Limitations of this study include the small number of cases of only Japanese cancer survivors with relatively low BMI. The results may not be applied in other ethnic groups, and the anatomical location of the gluteal watershed line of collecting lymphatic pathways may be different in obese cases. Furthermore, almost all the participants were female, so that male anatomy may differ, especially given the differences in fat distribution by sex. Moreover, although only ICG stage0 cases were included in this study, there is a possibility of including the potential lymphedema cases of keeping the clinical non-lymphedema condition, which means that although lymphatic pressure at some points would be high temporally, collateral lymphatic pathways work and keep ICG stage as intact.
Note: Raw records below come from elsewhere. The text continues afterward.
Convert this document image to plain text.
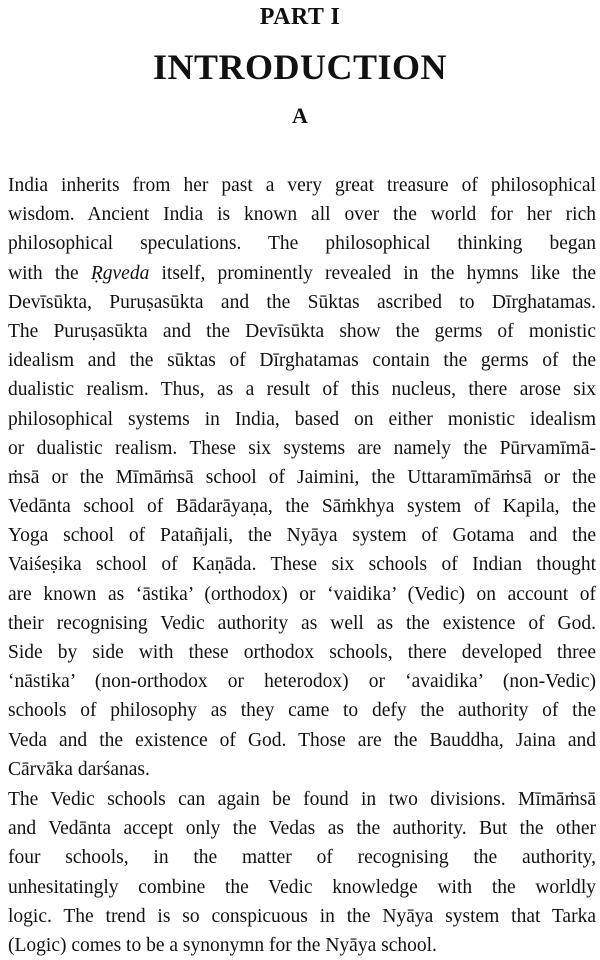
PART I
INTRODUCTION
A
India inherits from her past a very great treasure of philosophical
wisdom. Ancient India is known all over the world for her rich
philosophical speculations. The philosophical thinking began
with the Ṛgveda itself, prominently revealed in the hymns like the
Devīsūkta, Puruṣasūkta and the Sūktas ascribed to Dīrghatamas.
The Puruṣasūkta and the Devīsūkta show the germs of monistic
idealism and the sūktas of Dīrghatamas contain the germs of the
dualistic realism. Thus, as a result of this nucleus, there arose six
philosophical systems in India, based on either monistic idealism
or dualistic realism. These six systems are namely the Pūrvamīmā-
ṁsā or the Mīmāṁsā school of Jaimini, the Uttaramīmāṁsā or the
Vedānta school of Bādarāyaṇa, the Sāṁkhya system of Kapila, the
Yoga school of Patañjali, the Nyāya system of Gotama and the
Vaiśeṣika school of Kaṇāda. These six schools of Indian thought
are known as ‘āstika’ (orthodox) or ‘vaidika’ (Vedic) on account of
their recognising Vedic authority as well as the existence of God.
Side by side with these orthodox schools, there developed three
‘nāstika’ (non-orthodox or heterodox) or ‘avaidika’ (non-Vedic)
schools of philosophy as they came to defy the authority of the
Veda and the existence of God. Those are the Bauddha, Jaina and
Cārvāka darśanas.
The Vedic schools can again be found in two divisions. Mīmāṁsā
and Vedānta accept only the Vedas as the authority. But the other
four schools, in the matter of recognising the authority,
unhesitatingly combine the Vedic knowledge with the worldly
logic. The trend is so conspicuous in the Nyāya system that Tarka
(Logic) comes to be a synonymn for the Nyāya school.
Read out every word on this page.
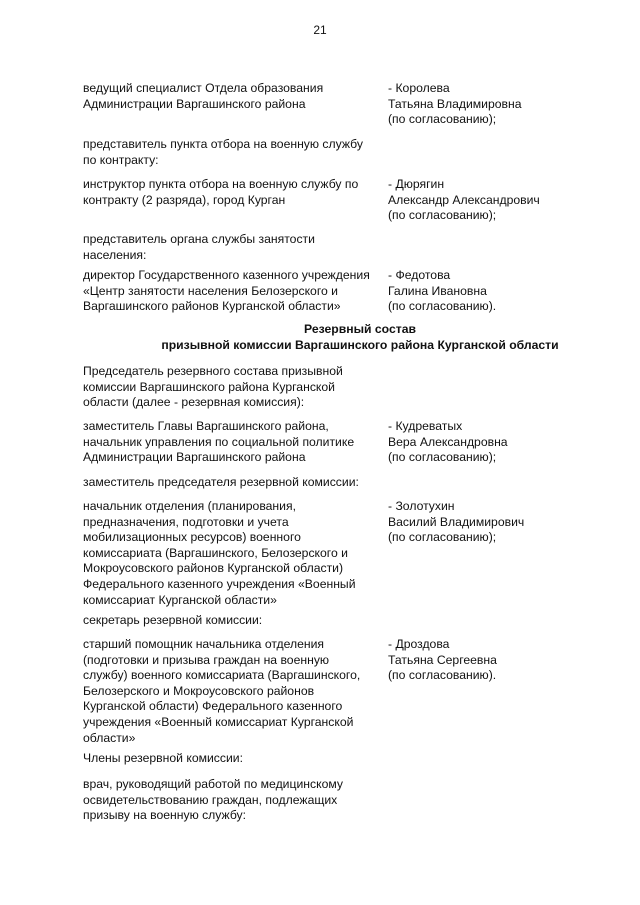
21
ведущий специалист Отдела образования
Администрации Варгашинского района
- Королева
Татьяна Владимировна
(по согласованию);
представитель пункта отбора на военную службу
по контракту:
инструктор пункта отбора на военную службу по
контракту (2 разряда), город Курган
- Дюрягин
Александр Александрович
(по согласованию);
представитель органа службы занятости
населения:
директор Государственного казенного учреждения
«Центр занятости населения Белозерского и
Варгашинского районов Курганской области»
- Федотова
Галина Ивановна
(по согласованию).
Резервный состав
призывной комиссии Варгашинского района Курганской области
Председатель резервного состава призывной
комиссии Варгашинского района Курганской
области (далее - резервная комиссия):
заместитель Главы Варгашинского района,
начальник управления по социальной политике
Администрации Варгашинского района
- Кудреватых
Вера Александровна
(по согласованию);
заместитель председателя резервной комиссии:
начальник отделения (планирования,
предназначения, подготовки и учета
мобилизационных ресурсов) военного
комиссариата (Варгашинского, Белозерского и
Мокроусовского районов Курганской области)
Федерального казенного учреждения «Военный
комиссариат Курганской области»
- Золотухин
Василий Владимирович
(по согласованию);
секретарь резервной комиссии:
старший помощник начальника отделения
(подготовки и призыва граждан на военную
службу) военного комиссариата (Варгашинского,
Белозерского и Мокроусовского районов
Курганской области) Федерального казенного
учреждения «Военный комиссариат Курганской
области»
- Дроздова
Татьяна Сергеевна
(по согласованию).
Члены резервной комиссии:
врач, руководящий работой по медицинскому
освидетельствованию граждан, подлежащих
призыву на военную службу:
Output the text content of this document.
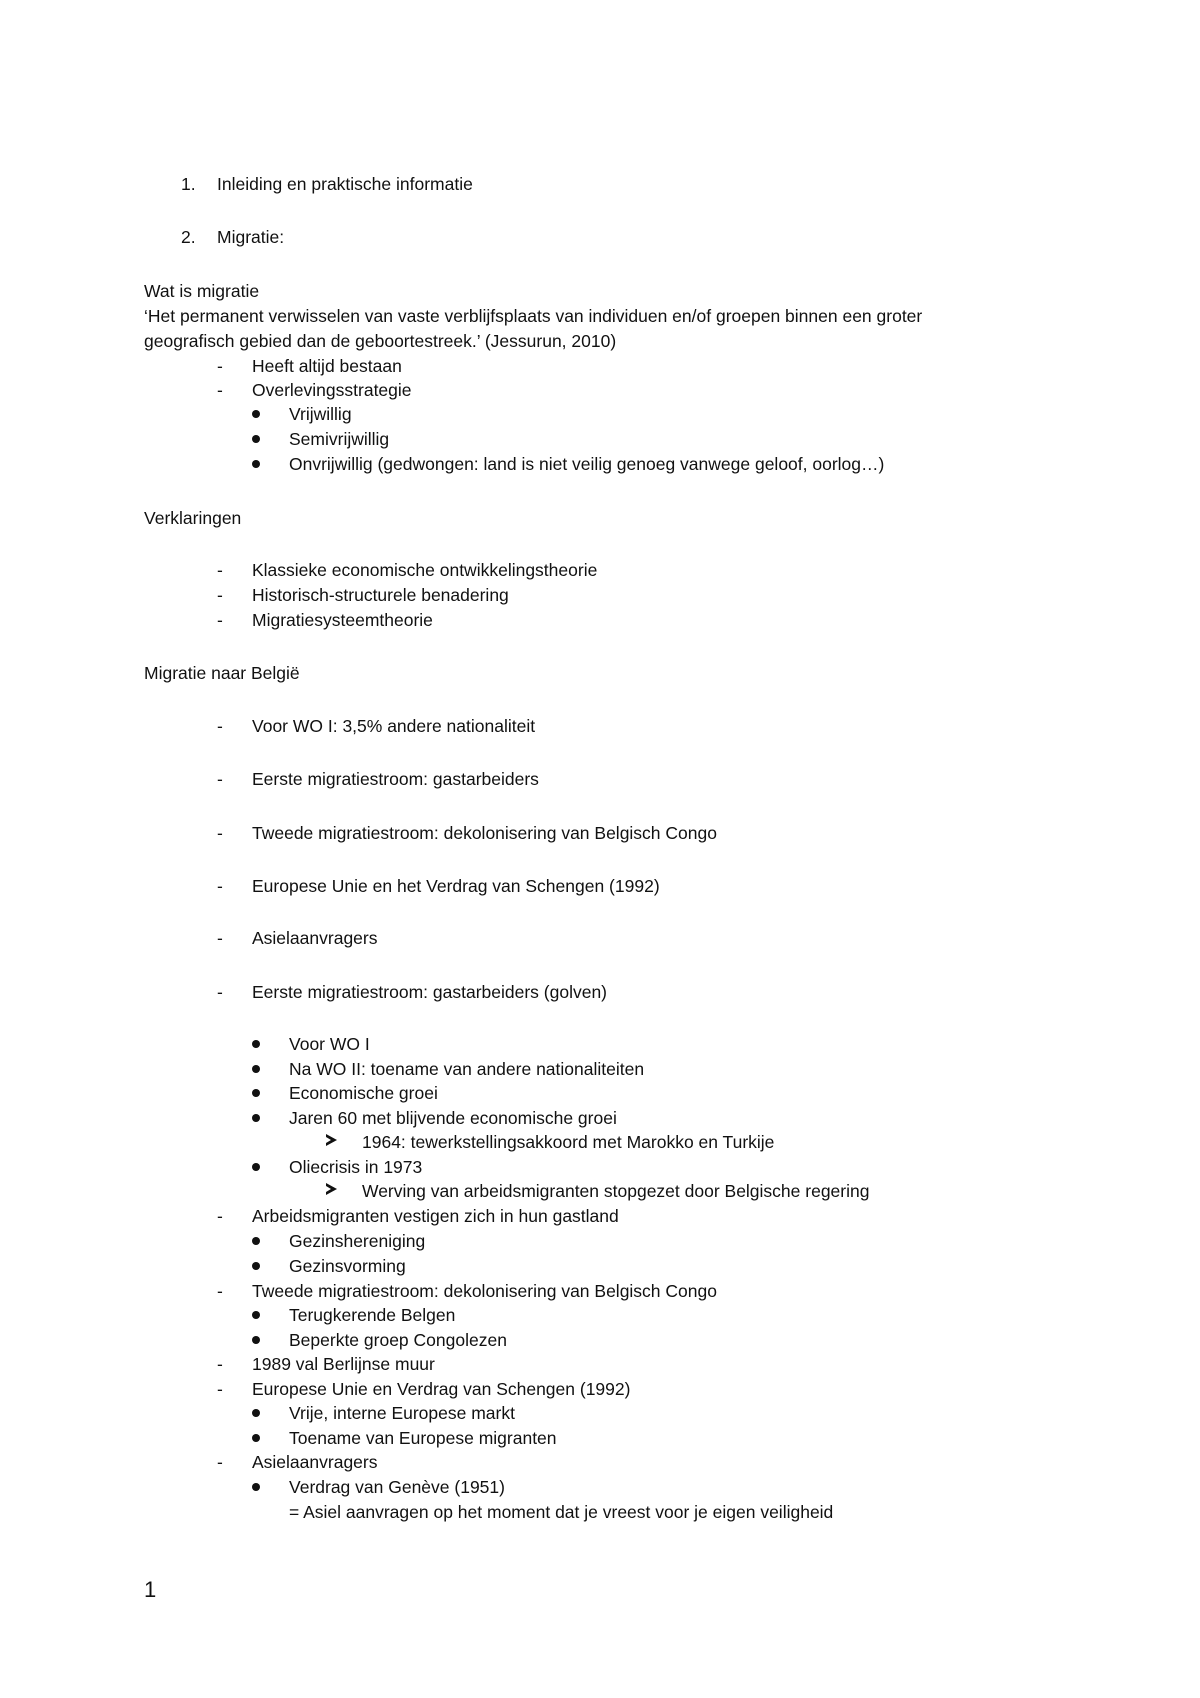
1. Inleiding en praktische informatie
2. Migratie:
Wat is migratie
‘Het permanent verwisselen van vaste verblijfsplaats van individuen en/of groepen binnen een groter
geografisch gebied dan de geboortestreek.’ (Jessurun, 2010)
- Heeft altijd bestaan
- Overlevingsstrategie
Vrijwillig
Semivrijwillig
Onvrijwillig (gedwongen: land is niet veilig genoeg vanwege geloof, oorlog…)
Verklaringen
- Klassieke economische ontwikkelingstheorie
- Historisch-structurele benadering
- Migratiesysteemtheorie
Migratie naar België
- Voor WO I: 3,5% andere nationaliteit
- Eerste migratiestroom: gastarbeiders
- Tweede migratiestroom: dekolonisering van Belgisch Congo
- Europese Unie en het Verdrag van Schengen (1992)
- Asielaanvragers
- Eerste migratiestroom: gastarbeiders (golven)
Voor WO I
Na WO II: toename van andere nationaliteiten
Economische groei
Jaren 60 met blijvende economische groei
1964: tewerkstellingsakkoord met Marokko en Turkije
Oliecrisis in 1973
Werving van arbeidsmigranten stopgezet door Belgische regering
- Arbeidsmigranten vestigen zich in hun gastland
Gezinshereniging
Gezinsvorming
- Tweede migratiestroom: dekolonisering van Belgisch Congo
Terugkerende Belgen
Beperkte groep Congolezen
- 1989 val Berlijnse muur
- Europese Unie en Verdrag van Schengen (1992)
Vrije, interne Europese markt
Toename van Europese migranten
- Asielaanvragers
Verdrag van Genève (1951)
= Asiel aanvragen op het moment dat je vreest voor je eigen veiligheid
1
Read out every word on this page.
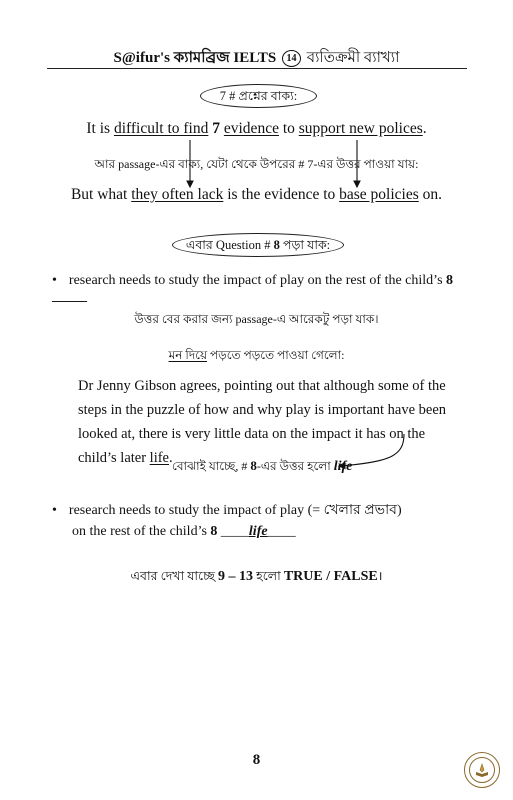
S@ifur's ক্যামব্রিজ IELTS 14 ব্যতিক্রমী ব্যাখ্যা
7 # প্রশ্নের বাক্য:
It is difficult to find 7 evidence to support new polices.
আর passage-এর বাক্য, যেটা থেকে উপরের # 7-এর উত্তর পাওয়া যায়:
But what they often lack is the evidence to base policies on.
এবার Question # 8 পড়া যাক:
• research needs to study the impact of play on the rest of the child’s 8 _____
উত্তর বের করার জন্য passage-এ আরেকটু পড়া যাক।
মন দিয়ে পড়তে পড়তে পাওয়া গেলো:
Dr Jenny Gibson agrees, pointing out that although some of the steps in the puzzle of how and why play is important have been looked at, there is very little data on the impact it has on the child’s later life. বোঝাই যাচ্ছে, # 8-এর উত্তর হলো life
• research needs to study the impact of play (= খেলার প্রভাব)
on the rest of the child’s 8 ____life____
এবার দেখা যাচ্ছে 9 – 13 হলো TRUE / FALSE।
8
Therefore, an anatomical study involving healthy volunteers would be necessary to investigate more definitive conclusions.
Although further studies with volunteers are required to elucidate the comprehensive lymphatic anatomy of the hip and to confirm the clinical usefulness of the elucidated anatomy in gluteal lymphedema treatment with MLD or LVA, the results of this study would be useful for gluteal lymphedema treatment.
Conclusion
Multiple ICG injections enhanced the watershed line of collecting lymphatic vessels in the gluteal region, which has never been clarified. The results would be useful for gluteal lymphedema diagnosis and treatment.